I don't know about you

So it's fair to say I'm not a regular blogger. I struggle to find the time to write here, not because I'm out doing crazy life things but usually because I'm eating too much and watching old episodes of Spooks. I thought I'd try to write a bit more this month and so am going to jump on a little bandwagon, blogging everyday throughout May. First off I will point out the obvious, I've already missed a day. Let's just pretend that didn't happen and we'll start a fresh today, everyone knows that the 2nd is the best so this is definitely the day to begin this challenge. I found a list of post prompts here so will be mostly sticking to those ideas unless I get random inspiration in which case I will most certainly run with it.

Today's challenge is 
Day 2, Thursday: Educate us on something you know a lot about or are good at. Take any approach you'd like (serious and educational or funny and sarcastic)

Let me just say that I think this is quite a difficult one to begin with in that I don't think I'm overly good at anything and certainly not to the point that I'd be able to educate people on it. Then I remembered something I'm not so good at and thought I could swizzle it round to make it a positive thing.

I am good at being awkward. I don't mean that in a cute, random "awkward turtle" kind of way but more that it can be genuinely difficult to have a conversation with me or I struggle in social situations. Now I bet you're all thinking woah there this doesn't sound mightily positive. It may not be but I'm slowly coming to terms with this fact and the idea that I may never be one of the world social butterflies. I thought I'd share some tips I have if you've ever felt the same way.

  • Do not compare yourself to others. For years I wished I could be more like my best friend. She's instantly likeable, funny and always good to be around. On the other hand I take a while to get to know, will spend a lot of time not talking to new people and make sarcastic comments that aren't always humorous to people who don't get me.
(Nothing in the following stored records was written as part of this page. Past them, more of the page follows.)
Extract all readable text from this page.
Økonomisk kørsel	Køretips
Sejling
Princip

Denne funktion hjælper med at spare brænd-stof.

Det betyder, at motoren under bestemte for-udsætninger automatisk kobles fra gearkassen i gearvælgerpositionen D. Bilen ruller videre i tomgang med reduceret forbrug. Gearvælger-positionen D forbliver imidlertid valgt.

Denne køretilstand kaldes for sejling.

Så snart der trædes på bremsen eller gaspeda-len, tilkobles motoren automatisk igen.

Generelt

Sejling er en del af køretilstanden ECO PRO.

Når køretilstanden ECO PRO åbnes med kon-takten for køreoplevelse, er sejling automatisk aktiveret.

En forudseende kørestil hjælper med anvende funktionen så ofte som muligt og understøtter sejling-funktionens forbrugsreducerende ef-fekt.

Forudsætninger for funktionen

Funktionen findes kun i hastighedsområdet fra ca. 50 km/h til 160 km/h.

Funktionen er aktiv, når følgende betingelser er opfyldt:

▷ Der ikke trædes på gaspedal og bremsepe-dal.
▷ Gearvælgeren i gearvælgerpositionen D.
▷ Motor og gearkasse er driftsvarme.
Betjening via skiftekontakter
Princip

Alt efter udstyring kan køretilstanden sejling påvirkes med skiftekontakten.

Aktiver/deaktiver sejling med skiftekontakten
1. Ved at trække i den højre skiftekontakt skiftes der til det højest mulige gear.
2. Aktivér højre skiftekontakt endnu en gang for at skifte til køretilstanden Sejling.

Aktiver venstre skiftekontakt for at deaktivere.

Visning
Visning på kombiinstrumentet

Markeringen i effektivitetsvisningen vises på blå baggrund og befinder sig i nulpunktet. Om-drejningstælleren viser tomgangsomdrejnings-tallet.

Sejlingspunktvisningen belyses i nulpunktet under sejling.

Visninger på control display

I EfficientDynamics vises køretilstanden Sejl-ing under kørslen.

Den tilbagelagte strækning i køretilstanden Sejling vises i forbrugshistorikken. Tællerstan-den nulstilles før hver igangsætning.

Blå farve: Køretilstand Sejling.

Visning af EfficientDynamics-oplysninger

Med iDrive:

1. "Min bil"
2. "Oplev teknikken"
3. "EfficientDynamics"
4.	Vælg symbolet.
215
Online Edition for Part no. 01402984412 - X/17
But that is the way I am and there's really no point beating myself up about it, or not on a daily basis at least.
  • Appreciate that you do have people in your life who want to be around you. When you have problems interacting with new people it can feel like you're going to be alone forever. This isn't true and you will always have friends and family members who you can be yourself with. It really is nice to have people who know you're not being rude if you just need time to yourself and don't want to spend all of your time with them.
  • Take the time to do what you like. I have recently learnt that despite being told my whole life that I need to 'come out of my shell' in fact my shell maybe just the place I need to be. As an introvert I often need to escape the pressures of social situations and small talk and just be by myself. If you take the time to look after yourself you will be much happier in the long run and less likely to feel dragged down by your 'quiet' personality.

Well these aren't so much tips as things I like to tell myself whenever I get down about not being the most outgoing or chatty person in the world. Working in retail often feels like hard work for me because my job is dependant on good customer service which often involves chatty behaviour. Some days I find it harder than others but on hard days I try to remember that I was given the job for a reason. The world would be a boring place if we were all the same.

That turned into a long ramble I'm sure but it's been playing on my mind lately how much 'shy' or introverted people are put down for being the person they are. I've had enough of feeling less of a person because of my character traits and I feel like there must be others out there who think like me. If not, I hope this helps other people realise that it's not nice to berate those who may not be as social as yourself and that different people have different ways to get themselves through the day.

I promise not all of the months entries will be this wordy!